In its third-quarter results, Metro posted a profit of $323 million, up from $296.2 million a year earlier. That equated to $1.48 per diluted share, compared with $1.31 in the same period last year. Adjusted earnings came in at $1.52 per diluted share, rising from $1.35.
Quarterly sales totaled $6.87 billion, an increase from $6.65 billion the previous year. Food same-store sales rose 1.9 per cent, while pharmacy same-store sales grew 5.5 per cent. The pharmacy boost included a 6.2 per cent lift in prescription drugs and a four per cent rise in front-store sales, fueled by over-the-counter medicines, cosmetics, and health and beauty products.
Metro noted that consumers remain highly focused on managing grocery budgets, with strong demand for promotional offers and private-label goods. This reflects a broader trend of households seeking value, a behavior that has persisted for several years as cost-of-living pressures weigh on discretionary spending.

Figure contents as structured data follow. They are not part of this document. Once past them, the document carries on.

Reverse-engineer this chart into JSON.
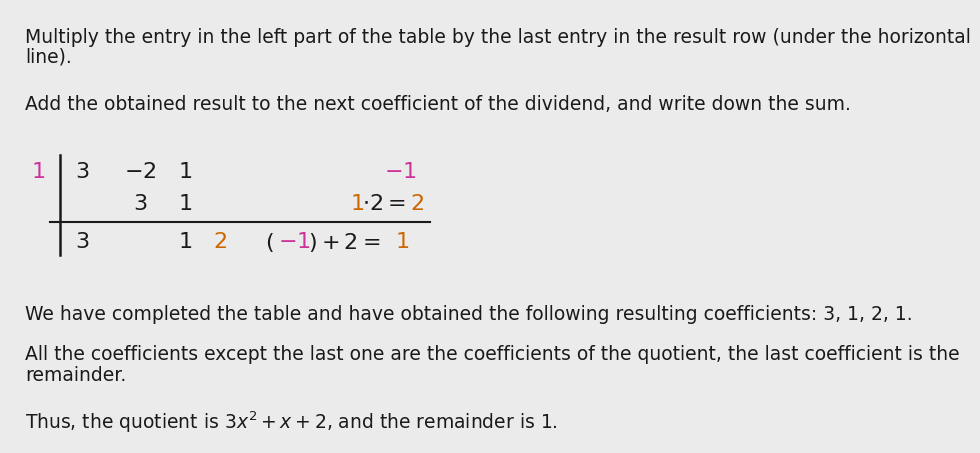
{
  "bg_color": "#ebebeb",
  "text_color": "#1a1a1a",
  "pink_color": "#cc3399",
  "orange_color": "#cc6600",
  "font_size_body": 13.5,
  "font_size_math": 16,
  "para1_line1": "Multiply the entry in the left part of the table by the last entry in the result row (under the horizontal",
  "para1_line2": "line).",
  "para2": "Add the obtained result to the next coefficient of the dividend, and write down the sum.",
  "para3": "We have completed the table and have obtained the following resulting coefficients: 3, 1, 2, 1.",
  "para4_line1": "All the coefficients except the last one are the coefficients of the quotient, the last coefficient is the",
  "para4_line2": "remainder.",
  "para5": "Thus, the quotient is $3x^2 + x + 2$, and the remainder is 1."
}
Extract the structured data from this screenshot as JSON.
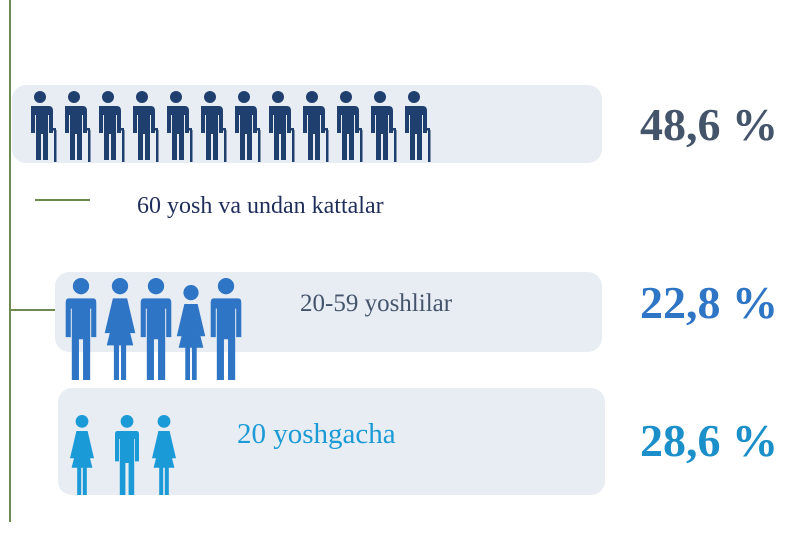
{
  "groups": [
    {
      "label": "60 yosh va undan kattalar",
      "value": "48,6 %"
    },
    {
      "label": "20-59 yoshlilar",
      "value": "22,8 %"
    },
    {
      "label": "20 yoshgacha",
      "value": "28,6 %"
    }
  ]
}
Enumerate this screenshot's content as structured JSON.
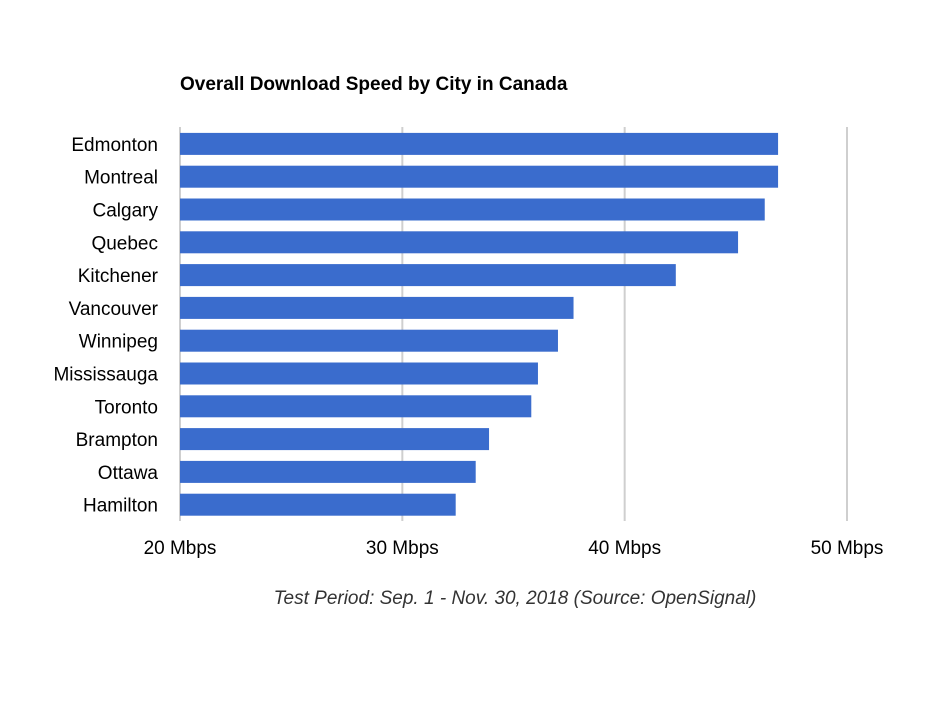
{
  "chart_data": {
    "type": "bar",
    "orientation": "horizontal",
    "title": "Overall Download Speed by City in Canada",
    "categories": [
      "Edmonton",
      "Montreal",
      "Calgary",
      "Quebec",
      "Kitchener",
      "Vancouver",
      "Winnipeg",
      "Mississauga",
      "Toronto",
      "Brampton",
      "Ottawa",
      "Hamilton"
    ],
    "values": [
      46.9,
      46.9,
      46.3,
      45.1,
      42.3,
      37.7,
      37.0,
      36.1,
      35.8,
      33.9,
      33.3,
      32.4
    ],
    "xlim": [
      20,
      50
    ],
    "xticks": [
      20,
      30,
      40,
      50
    ],
    "xtick_labels": [
      "20 Mbps",
      "30 Mbps",
      "40 Mbps",
      "50 Mbps"
    ],
    "xlabel": "",
    "ylabel": "",
    "grid": true,
    "bar_color": "#3a6ccd"
  },
  "caption": "Test Period: Sep. 1 - Nov. 30, 2018 (Source: OpenSignal)"
}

Despite delivering results in line with expectations, Metro’s share price fell seven per cent on Wednesday to close at $98.58 on the Toronto Stock Exchange. Analysts attributed the drop to heightened investor expectations, noting that the company’s consistent performance and predictable earnings typically support its valuation.
Industry observers say Metro’s strategy remains focused on efficiency gains, particularly from its significant investment in supply chain modernisation. Over the past few years, the retailer has allocated nearly $1 billion to upgrading distribution networks in Quebec and Ontario, positioning itself for long-term competitiveness in an increasingly price-sensitive market.
Canadian shoppers continue to balance loyalty to local products with the need to stretch household budgets. Metro’s emphasis on value and operational efficiency may prove key to sustaining growth in the months ahead.